Loads .tflite model bytes, runs inference via TFLite's bundled XNNPACK CPU path or via the NNAPI delegate (which on MediaTek devices like the Moto G Power 5G 2024 routes to the mtk-gpu_shim GPU accelerator and gets us ~150 ms YOLOv8n).

Example

tflite = File.read!("priv/yolov8n_full_integer_quant.tflite")
{:ok, m} = NxTfliteMob.load_module(tflite,
             delegate: "nnapi",
             accelerator: "mtk-gpu_shim",
             allow_fp16: true)

input_int8 = File.read!("priv/input_int8.bin")  # 1x640x640x3 INT8
{:ok, [out_bin]} = NxTfliteMob.call(m, [input_int8])

:ok = NxTfliteMob.release_module(m)

Delegates

  • :delegate"xnnpack" (default, CPU INT8/FP32) or "nnapi" (vendor NN HAL, hits the GPU / NPU when present)
  • :accelerator — only meaningful with delegate: "nnapi"; the accelerator name to request. Discover with NxTfliteMob.NIF.list_nnapi_devices/0 (planned).

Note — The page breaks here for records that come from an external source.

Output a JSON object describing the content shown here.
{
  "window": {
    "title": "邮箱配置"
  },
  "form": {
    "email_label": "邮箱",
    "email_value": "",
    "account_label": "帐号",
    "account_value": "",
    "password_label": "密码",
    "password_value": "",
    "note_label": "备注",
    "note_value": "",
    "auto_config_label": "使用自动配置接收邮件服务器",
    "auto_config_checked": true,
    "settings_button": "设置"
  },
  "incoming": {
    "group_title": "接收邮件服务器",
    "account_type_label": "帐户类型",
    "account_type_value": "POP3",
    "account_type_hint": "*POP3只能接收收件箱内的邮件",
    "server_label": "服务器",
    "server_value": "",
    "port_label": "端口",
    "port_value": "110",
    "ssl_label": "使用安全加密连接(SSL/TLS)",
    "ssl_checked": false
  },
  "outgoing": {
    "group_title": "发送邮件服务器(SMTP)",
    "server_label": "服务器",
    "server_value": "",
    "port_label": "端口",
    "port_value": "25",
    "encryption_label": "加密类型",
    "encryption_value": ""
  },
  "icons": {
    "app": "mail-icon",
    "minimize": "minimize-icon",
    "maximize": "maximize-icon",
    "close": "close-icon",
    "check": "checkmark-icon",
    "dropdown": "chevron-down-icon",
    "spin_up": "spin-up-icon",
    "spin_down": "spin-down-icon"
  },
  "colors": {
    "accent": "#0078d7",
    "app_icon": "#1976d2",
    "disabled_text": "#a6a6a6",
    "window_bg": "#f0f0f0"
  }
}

Known values on the Moto BXM-8-256:
    • "mtk-gpu_shim" — PowerVR GPU through MediaTek NNAPI HAL (best result for YOLOv8n)
    • "mtk-neuron_shim" — APU NPU; only partial op coverage for YOLO, falls back partial
    • "nnapi-reference" — NNAPI's CPU emulation (slow)
  • :num_threads — XNNPACK CPU thread count (default 6)
  • :allow_fp16 — NNAPI may run FP32 ops in FP16 (default true)

Summary

Types

module_handle()

@type module_handle() :: reference()

Functions

call(handle, inputs)

@spec call(module_handle(), [binary()]) :: {:ok, [binary()]} | {:error, String.t()}

load_module(model_bytes, opts \\ [])

@spec load_module(
  binary(),
  keyword()
) :: {:ok, module_handle()} | {:error, String.t()}

release_module(handle)

@spec release_module(module_handle()) :: :ok